TempoScore¶
TempoScore is a unified composite metric that combines retrieval and generation quality into a single score for evaluating Temporal RAG systems.
Three Aggregation Methods¶
TempoScore provides three different scoring methods:
| Method | Key | Description |
|---|---|---|
| Weighted Average | tempo_weighted |
Simple weighted sum. Robust, never NaN. |
| Harmonic Mean | tempo_harmonic |
Penalizes low values. Strict balance. |
| Layered F-Score | tempo_f_score |
Hierarchical F1. ⭐ Recommended |
Output Structure¶
{
'tempo_weighted': 0.8125, # Method 1: Weighted Average
'tempo_harmonic': 0.7983, # Method 2: Harmonic Mean
'tempo_f_score': 0.8324, # Method 3: Layered F-Score (recommended)
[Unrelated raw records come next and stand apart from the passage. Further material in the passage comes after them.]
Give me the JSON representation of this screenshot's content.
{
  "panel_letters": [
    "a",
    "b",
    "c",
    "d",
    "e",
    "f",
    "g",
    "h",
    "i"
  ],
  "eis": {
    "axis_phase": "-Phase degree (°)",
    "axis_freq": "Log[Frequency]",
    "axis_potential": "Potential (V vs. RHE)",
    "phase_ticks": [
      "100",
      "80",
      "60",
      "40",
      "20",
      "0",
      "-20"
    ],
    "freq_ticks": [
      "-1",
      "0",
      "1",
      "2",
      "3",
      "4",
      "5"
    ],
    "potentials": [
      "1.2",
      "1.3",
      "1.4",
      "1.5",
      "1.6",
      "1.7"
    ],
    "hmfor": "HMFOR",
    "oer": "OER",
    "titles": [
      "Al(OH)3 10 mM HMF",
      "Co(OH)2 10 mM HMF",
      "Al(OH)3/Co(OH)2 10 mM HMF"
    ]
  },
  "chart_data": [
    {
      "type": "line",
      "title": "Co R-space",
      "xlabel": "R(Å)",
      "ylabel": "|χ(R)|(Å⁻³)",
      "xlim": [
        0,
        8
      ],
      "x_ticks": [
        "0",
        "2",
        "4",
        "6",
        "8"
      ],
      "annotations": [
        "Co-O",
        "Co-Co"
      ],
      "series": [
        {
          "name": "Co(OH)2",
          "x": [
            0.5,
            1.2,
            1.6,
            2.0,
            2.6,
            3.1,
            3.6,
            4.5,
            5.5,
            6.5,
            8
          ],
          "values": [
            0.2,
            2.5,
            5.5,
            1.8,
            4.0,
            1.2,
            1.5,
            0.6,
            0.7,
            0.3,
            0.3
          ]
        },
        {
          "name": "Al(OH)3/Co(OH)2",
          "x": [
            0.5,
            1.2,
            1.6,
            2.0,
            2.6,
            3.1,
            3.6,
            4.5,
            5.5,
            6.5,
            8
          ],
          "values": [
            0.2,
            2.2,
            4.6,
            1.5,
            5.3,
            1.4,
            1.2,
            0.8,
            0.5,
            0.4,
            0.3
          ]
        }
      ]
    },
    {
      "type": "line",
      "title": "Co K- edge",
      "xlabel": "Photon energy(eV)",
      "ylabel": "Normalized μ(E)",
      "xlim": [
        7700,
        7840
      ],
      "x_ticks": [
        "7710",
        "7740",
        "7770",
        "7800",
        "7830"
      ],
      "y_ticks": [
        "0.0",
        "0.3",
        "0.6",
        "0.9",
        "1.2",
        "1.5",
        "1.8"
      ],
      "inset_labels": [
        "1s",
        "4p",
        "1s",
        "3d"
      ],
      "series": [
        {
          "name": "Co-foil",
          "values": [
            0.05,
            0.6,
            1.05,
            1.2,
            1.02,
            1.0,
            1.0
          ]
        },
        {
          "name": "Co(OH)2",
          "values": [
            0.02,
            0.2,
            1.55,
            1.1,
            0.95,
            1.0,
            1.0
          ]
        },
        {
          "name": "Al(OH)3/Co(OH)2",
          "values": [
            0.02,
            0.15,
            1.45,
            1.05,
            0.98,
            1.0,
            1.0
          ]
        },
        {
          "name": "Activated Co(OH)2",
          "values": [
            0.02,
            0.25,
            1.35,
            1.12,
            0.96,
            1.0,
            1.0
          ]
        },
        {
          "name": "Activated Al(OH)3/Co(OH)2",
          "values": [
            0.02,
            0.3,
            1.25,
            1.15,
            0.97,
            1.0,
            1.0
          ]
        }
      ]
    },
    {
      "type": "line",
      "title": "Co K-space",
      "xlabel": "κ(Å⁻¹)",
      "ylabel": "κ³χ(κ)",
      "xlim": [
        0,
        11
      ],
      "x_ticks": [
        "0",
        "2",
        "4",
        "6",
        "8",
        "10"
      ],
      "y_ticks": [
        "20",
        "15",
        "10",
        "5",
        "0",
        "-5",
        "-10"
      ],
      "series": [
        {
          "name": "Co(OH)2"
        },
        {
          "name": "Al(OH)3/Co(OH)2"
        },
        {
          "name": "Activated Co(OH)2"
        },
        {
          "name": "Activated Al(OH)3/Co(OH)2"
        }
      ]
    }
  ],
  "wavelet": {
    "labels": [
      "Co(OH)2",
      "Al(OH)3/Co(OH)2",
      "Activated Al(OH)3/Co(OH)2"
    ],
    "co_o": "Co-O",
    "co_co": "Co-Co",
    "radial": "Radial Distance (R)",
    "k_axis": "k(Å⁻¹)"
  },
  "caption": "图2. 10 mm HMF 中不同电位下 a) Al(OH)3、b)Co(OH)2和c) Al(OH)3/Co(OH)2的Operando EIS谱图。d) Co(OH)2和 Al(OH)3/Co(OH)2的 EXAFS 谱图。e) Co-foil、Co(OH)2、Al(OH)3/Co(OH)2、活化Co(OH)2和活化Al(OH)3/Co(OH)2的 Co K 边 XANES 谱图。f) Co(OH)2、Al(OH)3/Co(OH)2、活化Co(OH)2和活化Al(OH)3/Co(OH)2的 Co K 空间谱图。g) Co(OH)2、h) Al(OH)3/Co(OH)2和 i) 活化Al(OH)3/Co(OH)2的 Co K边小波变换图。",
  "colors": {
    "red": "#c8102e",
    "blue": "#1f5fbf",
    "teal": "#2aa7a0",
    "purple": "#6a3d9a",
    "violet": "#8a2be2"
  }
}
'retrieval_f1': 0.7467, # F1(Precision, Recall)
'generation_f1': 0.8727 # F1(Faithfulness, Coherence)
}
Components¶
| Layer | Metrics | What it measures |
|---|---|---|
| Retrieval | temporal_precision, temporal_recall |
Did we find the right time periods? |
| Generation | temporal_faithfulness, temporal_coherence |
Is the answer temporally accurate? |
Formulas¶
1. Weighted Average¶
\[
TempoScore_{weighted} = \frac{\sum w_i \cdot x_i}{\sum w_i}
\]
2. Harmonic Mean¶
\[
TempoScore_{harmonic} = \frac{\sum w_i}{\sum \frac{w_i}{x_i}}
\]
3. Layered F-Score (Recommended)¶
\[
Retrieval_{F1} = F_1(Precision, Recall)
\]
\[
Generation_{F1} = F_1(Faithfulness, Coherence)
\]
\[
TempoScore_{fscore} = F_1(Retrieval_{F1}, Generation_{F1})
\]
Usage¶
from tempoeval.metrics import TempoScore
metric = TempoScore()
result = metric.compute(
temporal_precision=0.8,
temporal_recall=0.7,
temporal_faithfulness=0.9,
temporal_coherence=0.85
)
# Access individual scores
print(f"Weighted: {result['tempo_weighted']}")
print(f"Harmonic: {result['tempo_harmonic']}")
print(f"F-Score: {result['tempo_f_score']}")